In New Jersey, we have medical marijuana laws, which I supported and implemented. This is not medical marijuana. There’s goes as much — a further step beyond. This is recreational use of marijuana.

This is much different. And so, while he would like to use a sympathetic story to back up his point, it doesn’t work. I’m not against medical marijuana. We do it in New Jersey. But I’m against the recreational use, against marijuana.

That at least is makes a little sense and is even coherent. But it's not true, given that

The New Jersey Compassionate Use Medical Marijuana Act was first introduced by Sen. Nicholas P. Scutari (D-Middlesex, Somerset, and Union) in January 2005 and was debated for five years before being enacted and signed into law by Gov. Jon S. Corzine in the closing days of his term in January 2010.

The final law was different than the original bill, which would have allowed a patient or the patient’s caregiver to possess up to six marijuana plants.

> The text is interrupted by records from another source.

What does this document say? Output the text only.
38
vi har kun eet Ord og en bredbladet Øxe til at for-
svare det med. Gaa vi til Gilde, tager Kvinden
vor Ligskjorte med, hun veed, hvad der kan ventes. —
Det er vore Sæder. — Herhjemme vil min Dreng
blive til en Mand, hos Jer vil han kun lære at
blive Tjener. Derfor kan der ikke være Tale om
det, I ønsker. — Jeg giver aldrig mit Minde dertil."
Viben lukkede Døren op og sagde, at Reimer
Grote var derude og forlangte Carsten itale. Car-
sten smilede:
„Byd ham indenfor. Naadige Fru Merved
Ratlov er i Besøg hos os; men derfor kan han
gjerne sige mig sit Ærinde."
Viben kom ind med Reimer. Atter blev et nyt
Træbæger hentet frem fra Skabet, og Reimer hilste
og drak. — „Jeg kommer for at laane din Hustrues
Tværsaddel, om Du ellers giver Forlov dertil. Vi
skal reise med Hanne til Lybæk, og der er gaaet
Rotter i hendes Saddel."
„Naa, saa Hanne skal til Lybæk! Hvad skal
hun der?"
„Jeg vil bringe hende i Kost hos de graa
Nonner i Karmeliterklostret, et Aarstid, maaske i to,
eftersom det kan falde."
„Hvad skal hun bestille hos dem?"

Gov. Chris Christie, who opposed the bill as he was running for governor in 2009, was put in the position of implementing it as he entered office. He’s contrasted New Jersey’s deliberate approach with the less restrictive approaches of Colorado, which has legalized the drug, and California, where doctors prescribe it for a wider range of conditions.

New Jersey's medical marijuana law is feeble, as Governor Christie has made it.  Non-violent drug users get a shot at drug courts, Christie says, and in most cases, that does bear more fruit than incarceration. As for completely innocent ill people under the care of a doctor but who could benefit from medical marijuana, Chris Christie would like them to go elsewhere, and it's not heaven or purgatory.